Posted Write Transactions
Memory write transactions are posted, which implies that they don’t return completion packets to the sender. Not waiting for a completion packet significantly improves system performance by allowing the initiator to continue with other transactions while the target stores the data in a buffer and processes it later. This can reduce the number of cycles that the initiator must wait for a response, which positively affects system performance. An obvious drawback of a posted transaction is that the sender is not informed whether the write operation has succeeded or not. Usually, a certain amount of errors can be mitigated by error correction software.

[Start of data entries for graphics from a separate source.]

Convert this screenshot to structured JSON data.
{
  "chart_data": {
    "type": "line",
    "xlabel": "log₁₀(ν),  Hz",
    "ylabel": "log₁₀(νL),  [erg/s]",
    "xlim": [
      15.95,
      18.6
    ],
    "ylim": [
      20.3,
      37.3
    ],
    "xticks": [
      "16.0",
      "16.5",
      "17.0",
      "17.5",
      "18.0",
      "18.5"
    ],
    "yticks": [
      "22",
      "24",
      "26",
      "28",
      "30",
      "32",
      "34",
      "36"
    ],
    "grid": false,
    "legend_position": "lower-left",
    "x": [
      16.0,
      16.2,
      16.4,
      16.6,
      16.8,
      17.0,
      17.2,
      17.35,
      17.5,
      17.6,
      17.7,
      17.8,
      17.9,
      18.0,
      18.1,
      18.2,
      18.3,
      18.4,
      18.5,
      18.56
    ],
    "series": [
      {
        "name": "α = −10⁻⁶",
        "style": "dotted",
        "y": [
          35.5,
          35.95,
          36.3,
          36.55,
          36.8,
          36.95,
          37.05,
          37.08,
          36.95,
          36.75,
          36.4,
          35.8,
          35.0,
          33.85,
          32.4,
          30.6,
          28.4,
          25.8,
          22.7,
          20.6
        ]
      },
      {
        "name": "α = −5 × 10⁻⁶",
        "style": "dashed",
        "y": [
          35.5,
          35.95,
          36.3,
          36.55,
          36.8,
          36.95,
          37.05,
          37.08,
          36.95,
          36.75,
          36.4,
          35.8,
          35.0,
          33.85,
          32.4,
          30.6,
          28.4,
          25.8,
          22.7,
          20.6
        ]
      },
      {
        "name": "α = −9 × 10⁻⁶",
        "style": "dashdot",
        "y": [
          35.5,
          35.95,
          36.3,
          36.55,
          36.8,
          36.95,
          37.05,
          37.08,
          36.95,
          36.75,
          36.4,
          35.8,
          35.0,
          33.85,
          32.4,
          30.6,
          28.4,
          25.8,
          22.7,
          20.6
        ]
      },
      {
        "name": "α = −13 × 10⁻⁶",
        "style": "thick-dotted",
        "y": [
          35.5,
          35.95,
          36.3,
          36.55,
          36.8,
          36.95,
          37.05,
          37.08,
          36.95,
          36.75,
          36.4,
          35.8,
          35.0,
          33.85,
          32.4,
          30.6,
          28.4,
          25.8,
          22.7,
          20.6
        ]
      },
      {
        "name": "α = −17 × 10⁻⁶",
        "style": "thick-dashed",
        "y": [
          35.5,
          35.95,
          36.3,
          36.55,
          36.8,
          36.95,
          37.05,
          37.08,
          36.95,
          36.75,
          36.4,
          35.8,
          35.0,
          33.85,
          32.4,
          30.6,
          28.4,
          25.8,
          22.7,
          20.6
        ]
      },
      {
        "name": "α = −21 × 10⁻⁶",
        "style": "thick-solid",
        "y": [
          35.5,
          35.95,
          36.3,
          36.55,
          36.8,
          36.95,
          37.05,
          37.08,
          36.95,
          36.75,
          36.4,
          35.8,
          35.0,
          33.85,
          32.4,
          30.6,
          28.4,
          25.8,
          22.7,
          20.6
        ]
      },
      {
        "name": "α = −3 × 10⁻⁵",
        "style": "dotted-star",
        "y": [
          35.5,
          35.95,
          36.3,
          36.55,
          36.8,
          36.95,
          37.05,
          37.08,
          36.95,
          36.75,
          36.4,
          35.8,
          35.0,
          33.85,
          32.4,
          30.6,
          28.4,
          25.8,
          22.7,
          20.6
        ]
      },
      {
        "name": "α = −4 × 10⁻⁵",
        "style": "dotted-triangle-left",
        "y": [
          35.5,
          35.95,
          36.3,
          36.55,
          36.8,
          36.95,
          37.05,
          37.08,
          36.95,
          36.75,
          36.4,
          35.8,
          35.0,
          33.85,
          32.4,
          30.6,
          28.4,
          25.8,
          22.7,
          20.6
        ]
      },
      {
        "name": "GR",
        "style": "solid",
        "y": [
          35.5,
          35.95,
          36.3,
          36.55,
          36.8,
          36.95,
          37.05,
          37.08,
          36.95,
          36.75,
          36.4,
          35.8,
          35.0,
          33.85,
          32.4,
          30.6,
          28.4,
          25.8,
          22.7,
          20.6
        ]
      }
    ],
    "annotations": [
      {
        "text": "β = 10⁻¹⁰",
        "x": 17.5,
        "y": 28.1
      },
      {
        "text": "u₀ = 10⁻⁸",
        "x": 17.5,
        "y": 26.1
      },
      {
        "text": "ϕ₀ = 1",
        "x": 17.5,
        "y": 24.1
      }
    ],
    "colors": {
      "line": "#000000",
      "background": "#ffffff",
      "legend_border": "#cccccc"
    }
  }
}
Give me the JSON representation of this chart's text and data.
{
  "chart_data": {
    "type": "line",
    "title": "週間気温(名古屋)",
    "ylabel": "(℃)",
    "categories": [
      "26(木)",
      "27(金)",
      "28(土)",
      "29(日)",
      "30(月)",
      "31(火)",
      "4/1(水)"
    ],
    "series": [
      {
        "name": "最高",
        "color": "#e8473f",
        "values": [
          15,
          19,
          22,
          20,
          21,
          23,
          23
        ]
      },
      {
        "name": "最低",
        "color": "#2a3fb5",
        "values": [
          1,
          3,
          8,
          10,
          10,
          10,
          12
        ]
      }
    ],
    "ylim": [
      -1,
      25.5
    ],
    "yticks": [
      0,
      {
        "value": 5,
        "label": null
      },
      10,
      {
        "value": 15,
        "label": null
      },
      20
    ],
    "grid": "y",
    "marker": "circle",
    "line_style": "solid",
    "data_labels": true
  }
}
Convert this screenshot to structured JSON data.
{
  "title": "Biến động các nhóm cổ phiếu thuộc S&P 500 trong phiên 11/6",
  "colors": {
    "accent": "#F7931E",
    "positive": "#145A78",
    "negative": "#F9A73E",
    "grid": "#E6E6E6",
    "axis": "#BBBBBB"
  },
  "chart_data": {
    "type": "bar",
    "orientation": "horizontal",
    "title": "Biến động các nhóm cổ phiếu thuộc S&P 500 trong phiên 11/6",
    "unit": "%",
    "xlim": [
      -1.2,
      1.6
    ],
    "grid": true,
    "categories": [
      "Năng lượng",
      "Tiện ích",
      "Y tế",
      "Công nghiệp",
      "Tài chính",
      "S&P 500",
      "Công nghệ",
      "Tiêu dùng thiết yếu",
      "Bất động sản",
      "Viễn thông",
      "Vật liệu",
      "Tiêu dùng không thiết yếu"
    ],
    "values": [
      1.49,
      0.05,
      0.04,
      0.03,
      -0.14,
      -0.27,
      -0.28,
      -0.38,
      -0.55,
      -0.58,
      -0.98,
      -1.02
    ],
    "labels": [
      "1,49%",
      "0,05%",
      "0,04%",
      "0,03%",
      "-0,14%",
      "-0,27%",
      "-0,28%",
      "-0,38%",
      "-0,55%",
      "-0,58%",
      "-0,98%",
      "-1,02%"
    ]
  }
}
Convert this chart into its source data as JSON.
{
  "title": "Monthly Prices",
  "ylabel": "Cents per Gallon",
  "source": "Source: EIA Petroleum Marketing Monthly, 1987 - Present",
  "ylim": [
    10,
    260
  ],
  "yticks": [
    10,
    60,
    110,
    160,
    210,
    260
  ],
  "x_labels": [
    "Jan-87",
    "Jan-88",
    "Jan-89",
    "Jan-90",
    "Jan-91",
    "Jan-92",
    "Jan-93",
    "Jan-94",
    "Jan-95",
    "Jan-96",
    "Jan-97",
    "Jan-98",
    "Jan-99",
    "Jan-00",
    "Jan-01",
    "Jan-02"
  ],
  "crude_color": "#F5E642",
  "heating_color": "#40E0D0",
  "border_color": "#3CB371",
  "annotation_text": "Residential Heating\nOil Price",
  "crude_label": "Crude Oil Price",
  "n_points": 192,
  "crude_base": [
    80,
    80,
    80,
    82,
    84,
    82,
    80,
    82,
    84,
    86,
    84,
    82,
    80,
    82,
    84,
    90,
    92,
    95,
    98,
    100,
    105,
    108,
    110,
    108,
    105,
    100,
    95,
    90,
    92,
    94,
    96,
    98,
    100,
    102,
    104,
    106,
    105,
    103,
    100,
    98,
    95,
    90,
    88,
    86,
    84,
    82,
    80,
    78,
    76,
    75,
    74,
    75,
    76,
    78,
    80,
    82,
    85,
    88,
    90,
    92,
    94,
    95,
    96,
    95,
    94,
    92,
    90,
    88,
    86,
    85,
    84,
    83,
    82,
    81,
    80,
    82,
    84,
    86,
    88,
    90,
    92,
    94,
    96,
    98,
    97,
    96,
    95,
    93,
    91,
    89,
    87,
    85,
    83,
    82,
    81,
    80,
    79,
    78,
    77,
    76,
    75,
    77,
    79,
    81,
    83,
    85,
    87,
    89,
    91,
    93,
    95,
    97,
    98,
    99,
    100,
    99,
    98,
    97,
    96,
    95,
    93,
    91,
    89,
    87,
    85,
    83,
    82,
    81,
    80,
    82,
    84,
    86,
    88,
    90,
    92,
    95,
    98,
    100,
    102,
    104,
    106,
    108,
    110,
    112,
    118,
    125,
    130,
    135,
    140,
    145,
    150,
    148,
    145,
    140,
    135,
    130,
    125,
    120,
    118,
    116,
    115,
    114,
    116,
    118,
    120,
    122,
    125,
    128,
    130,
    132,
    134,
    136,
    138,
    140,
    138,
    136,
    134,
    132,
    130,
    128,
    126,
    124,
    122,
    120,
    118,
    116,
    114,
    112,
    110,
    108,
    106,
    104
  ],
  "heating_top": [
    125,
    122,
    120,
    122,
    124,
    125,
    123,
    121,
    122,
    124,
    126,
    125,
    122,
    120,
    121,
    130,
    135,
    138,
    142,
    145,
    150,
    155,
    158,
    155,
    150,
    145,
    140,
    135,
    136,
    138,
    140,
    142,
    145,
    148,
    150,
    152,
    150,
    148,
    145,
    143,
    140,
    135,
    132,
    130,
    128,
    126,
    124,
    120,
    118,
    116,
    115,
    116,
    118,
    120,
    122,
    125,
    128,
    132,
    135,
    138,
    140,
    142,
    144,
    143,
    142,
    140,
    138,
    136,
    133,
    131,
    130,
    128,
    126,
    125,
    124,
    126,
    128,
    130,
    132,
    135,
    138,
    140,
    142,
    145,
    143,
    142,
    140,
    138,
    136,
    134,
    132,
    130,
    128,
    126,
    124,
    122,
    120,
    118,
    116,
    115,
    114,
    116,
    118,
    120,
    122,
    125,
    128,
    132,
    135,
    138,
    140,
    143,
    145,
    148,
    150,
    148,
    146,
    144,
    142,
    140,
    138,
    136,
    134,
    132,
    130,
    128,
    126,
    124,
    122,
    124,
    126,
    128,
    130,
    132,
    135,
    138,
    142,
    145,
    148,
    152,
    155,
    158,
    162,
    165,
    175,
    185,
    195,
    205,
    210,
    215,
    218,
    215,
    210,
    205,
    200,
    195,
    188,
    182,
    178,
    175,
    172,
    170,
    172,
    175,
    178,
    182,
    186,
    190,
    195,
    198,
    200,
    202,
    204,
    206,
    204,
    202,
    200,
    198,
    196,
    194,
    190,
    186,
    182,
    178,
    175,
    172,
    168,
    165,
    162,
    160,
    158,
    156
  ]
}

Just as with non-posted transactions, the request header contains the routing information.
Data Link Layer
As the name implies, the data link layer creates and maintains a reliable link between two devices. More specifically, the data link layer is responsible for:
- Initializing the link between two devices when they are first connected
- Managing the flow of data across the link by performing tasks such as packetization, error checking, and flow control
- Resending packets that are not acknowledged as received by the other device
- Detecting and reporting link-level errors
In essence, the data link layer is responsible for transmitting the packets generated by the transaction layer. The data link layer at the sender adds two fields to the transaction layer packet that are used by each intermediate node to determine how to route the packet to its final destination and to handle error detection.
Once the packet arrives at the receiving device, it checks for errors using one of the fields appended by the sender. If no errors are detected, the data link layer passes the packet to the transaction layer. If errors are detected, the receiver returns a packet at the data link layer, informing the sender that the packet received was faulty. In that case, the sender will retransmit the packet.